Durch eine Operation kann es ggf. zu einer Verschlechterung oder zum kompletten Ausfall der Funktion des betroffenen Nervs oder benachbarter Hirnnerven kommen. Somit gehören Hirnnervenausfälle wie

  • Sehstörungen bis hin zur Blindheit,
  • Riech- und Geschmacksstörungen,
  • Gesichts- und Augenmuskellähmungen mit Doppelbildern und
  • andere bereits unter den Symptomen aufgeführte Beschwerden

zu den häufigen Komplikationsmöglichkeiten einer Schädelbasisoperation.

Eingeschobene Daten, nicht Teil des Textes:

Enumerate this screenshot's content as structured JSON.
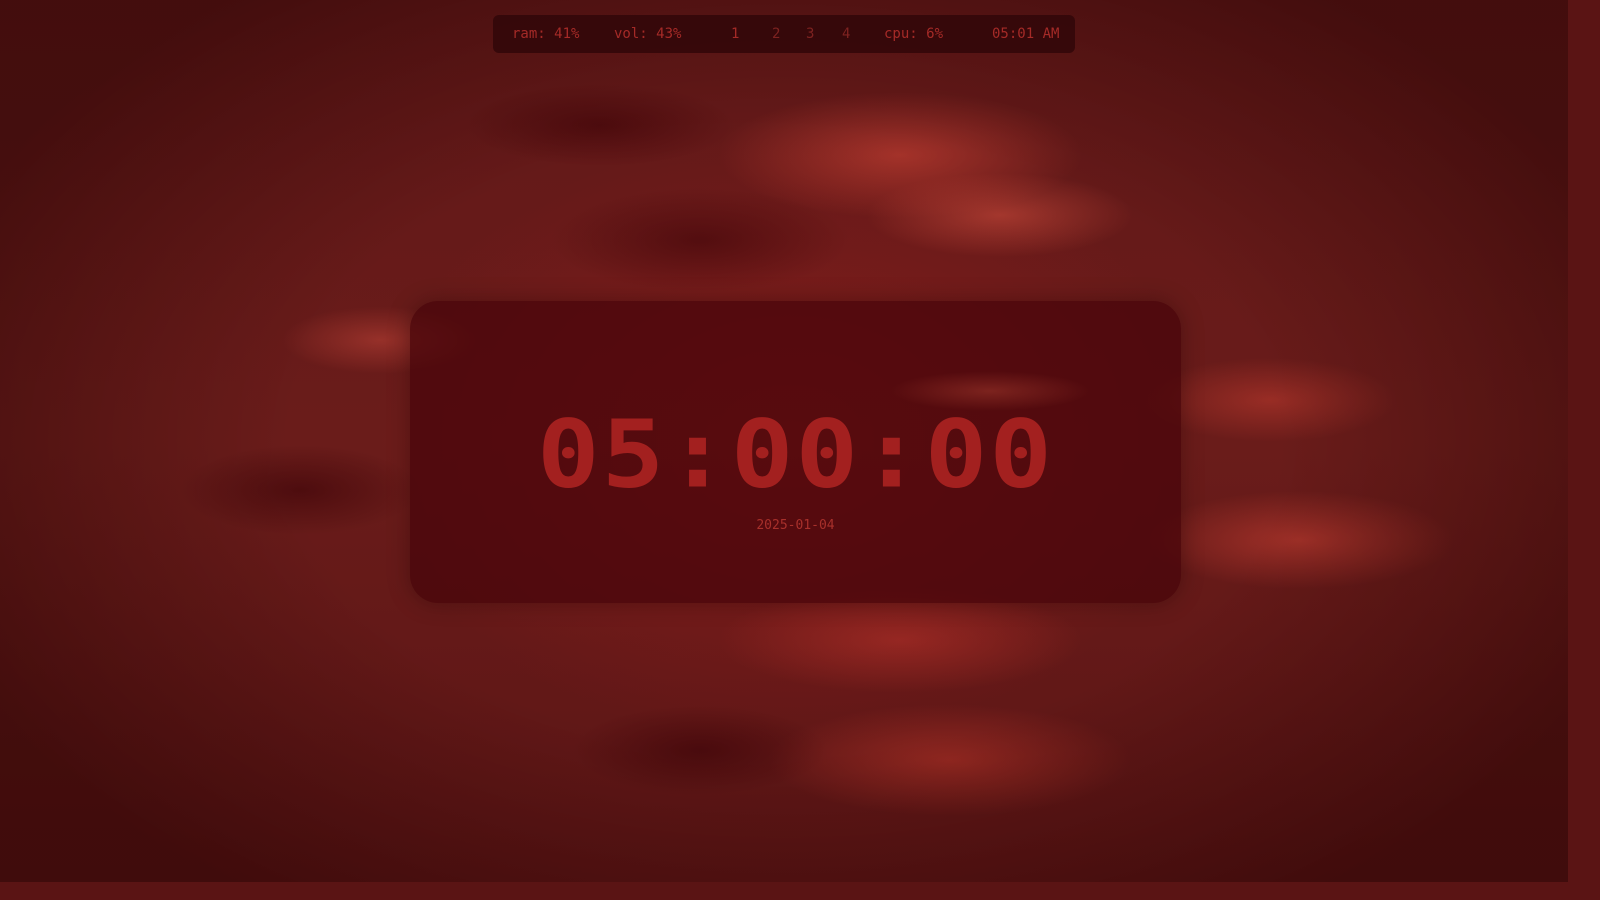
{
  "statusbar": {
    "ram": "ram: 41%",
    "volume": "vol: 43%",
    "workspaces": [
      "1",
      "2",
      "3",
      "4"
    ],
    "active_workspace": "1",
    "cpu": "cpu: 6%",
    "clock": "05:01 AM"
  },
  "clock_widget": {
    "time": "05:00:00",
    "date": "2025-01-04"
  },
  "colors": {
    "text_accent": "#a52a27",
    "panel_bg": "#46040a",
    "wallpaper_base": "#621818"
  }
}
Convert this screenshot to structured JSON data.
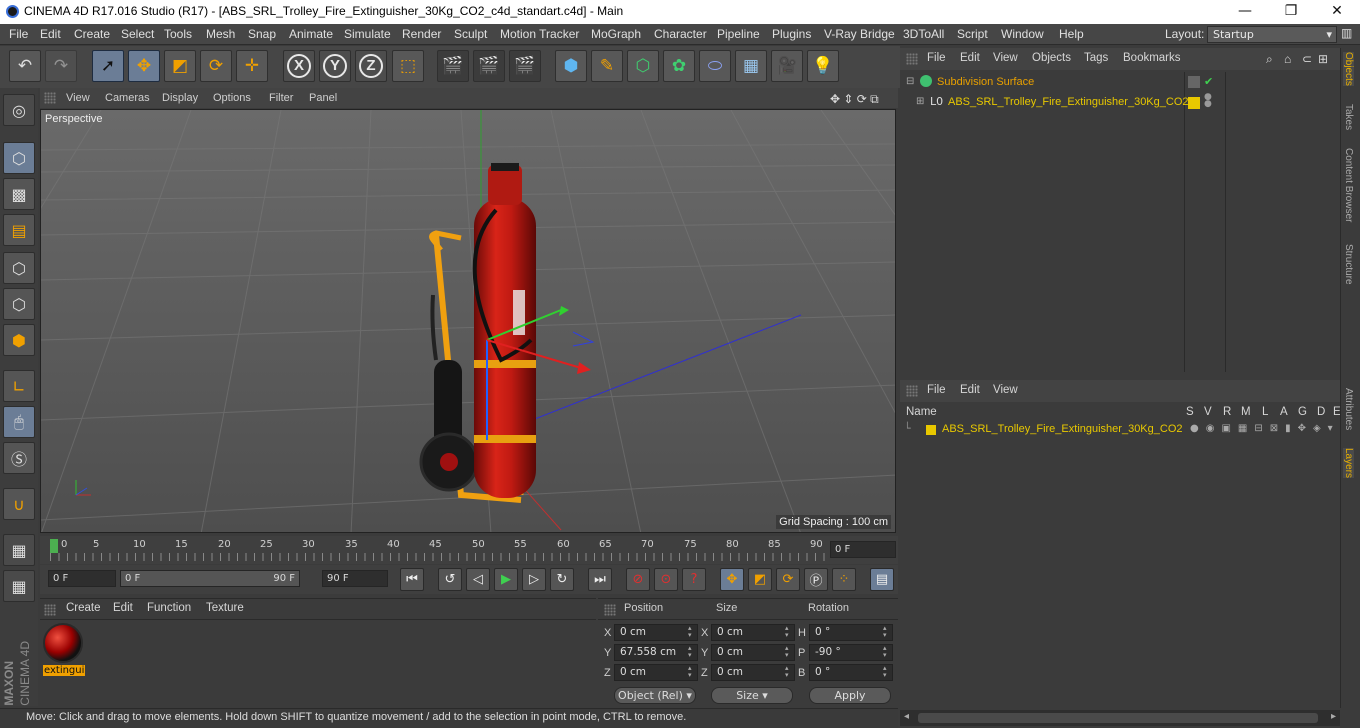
{
  "window": {
    "title": "CINEMA 4D R17.016 Studio (R17) - [ABS_SRL_Trolley_Fire_Extinguisher_30Kg_CO2_c4d_standart.c4d] - Main",
    "minimize": "—",
    "maximize": "❐",
    "close": "✕"
  },
  "menu": [
    "File",
    "Edit",
    "Create",
    "Select",
    "Tools",
    "Mesh",
    "Snap",
    "Animate",
    "Simulate",
    "Render",
    "Sculpt",
    "Motion Tracker",
    "MoGraph",
    "Character",
    "Pipeline",
    "Plugins",
    "V-Ray Bridge",
    "3DToAll",
    "Script",
    "Window",
    "Help"
  ],
  "layout": {
    "label": "Layout:",
    "value": "Startup"
  },
  "viewport": {
    "menu": [
      "View",
      "Cameras",
      "Display",
      "Options",
      "Filter",
      "Panel"
    ],
    "label": "Perspective",
    "grid_spacing": "Grid Spacing : 100 cm"
  },
  "timeline": {
    "ticks": [
      "0",
      "5",
      "10",
      "15",
      "20",
      "25",
      "30",
      "35",
      "40",
      "45",
      "50",
      "55",
      "60",
      "65",
      "70",
      "75",
      "80",
      "85",
      "90"
    ],
    "current_frame": "0 F"
  },
  "transport": {
    "start": "0 F",
    "range_start": "0 F",
    "range_end": "90 F",
    "end": "90 F"
  },
  "material_panel": {
    "menu": [
      "Create",
      "Edit",
      "Function",
      "Texture"
    ],
    "materials": [
      {
        "name": "extingui"
      }
    ]
  },
  "coordinates": {
    "headers": {
      "position": "Position",
      "size": "Size",
      "rotation": "Rotation"
    },
    "rows": [
      {
        "pos_axis": "X",
        "pos": "0 cm",
        "size_axis": "X",
        "size": "0 cm",
        "rot_axis": "H",
        "rot": "0 °"
      },
      {
        "pos_axis": "Y",
        "pos": "67.558 cm",
        "size_axis": "Y",
        "size": "0 cm",
        "rot_axis": "P",
        "rot": "-90 °"
      },
      {
        "pos_axis": "Z",
        "pos": "0 cm",
        "size_axis": "Z",
        "size": "0 cm",
        "rot_axis": "B",
        "rot": "0 °"
      }
    ],
    "mode": "Object (Rel)",
    "size_mode": "Size",
    "apply": "Apply"
  },
  "status": "Move: Click and drag to move elements. Hold down SHIFT to quantize movement / add to the selection in point mode, CTRL to remove.",
  "object_manager": {
    "menu": [
      "File",
      "Edit",
      "View",
      "Objects",
      "Tags",
      "Bookmarks"
    ],
    "objects": [
      {
        "name": "Subdivision Surface",
        "color": "#e8a000"
      },
      {
        "name": "ABS_SRL_Trolley_Fire_Extinguisher_30Kg_CO2",
        "color": "#e8c800"
      }
    ]
  },
  "layer_manager": {
    "menu": [
      "File",
      "Edit",
      "View"
    ],
    "columns": {
      "name": "Name",
      "flags": [
        "S",
        "V",
        "R",
        "M",
        "L",
        "A",
        "G",
        "D",
        "E"
      ]
    },
    "layers": [
      {
        "name": "ABS_SRL_Trolley_Fire_Extinguisher_30Kg_CO2",
        "color": "#e8c800"
      }
    ]
  },
  "side_tabs": [
    "Objects",
    "Takes",
    "Content Browser",
    "Structure",
    "Attributes",
    "Layers"
  ],
  "brand": {
    "maxon": "MAXON",
    "product": "CINEMA 4D"
  }
}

Da Tumore der Schädelbasis oft sehr stark durchblutet sind, kann es zu Blutungen und Nachblutungen kommen. Des Weiteren können auch Gefäße von Tumoren umwachsen sein und somit bei der Präparation neben Blutungen auch Gefäßverschlüsse mit Infarkten entstehen.

Zusätzlich kann es bei Prozessen, die die harte Hirnhaut überschreiten, schwierig sein, diese zu rekonstruieren. Folge kann ein Austritt von Hirnwasser, eine sog. Liquorfistel sein, die einer weiteren operativen Versorgung bedarf. Hinzu kommen ebenfalls noch allgemeine Risiken wie Infektionen, Wundheilungsstörungen, Thrombosen und Embolien.

Nachbehandlung nach der Schädelbasistumor-Operation

Aufgrund des oftmals ausgedehnten Tumorwachstums (z.B. in den Sinus cavernosus) ist bei einigen Patienten eine komplette operative Resektion nicht möglich. Je nach Diagnose und Wachstumsverhalten des Tumors erfolgt nach operativer Tumormassenreduktion eine Nachbehandlung.

Bei Tumoren der Schädelbasis steht die Strahlentherapie im Vordergrund. Je nach Tumorentität kann diese als intensitätsmodulierte Radiotherapie oder als Schwerionentherapie erfolgen. Bei Karzinomen erfolgt in Abstimmung mit der Grunderkrankung oft eine Chemotherapie und / oder Bestrahlungstherapie.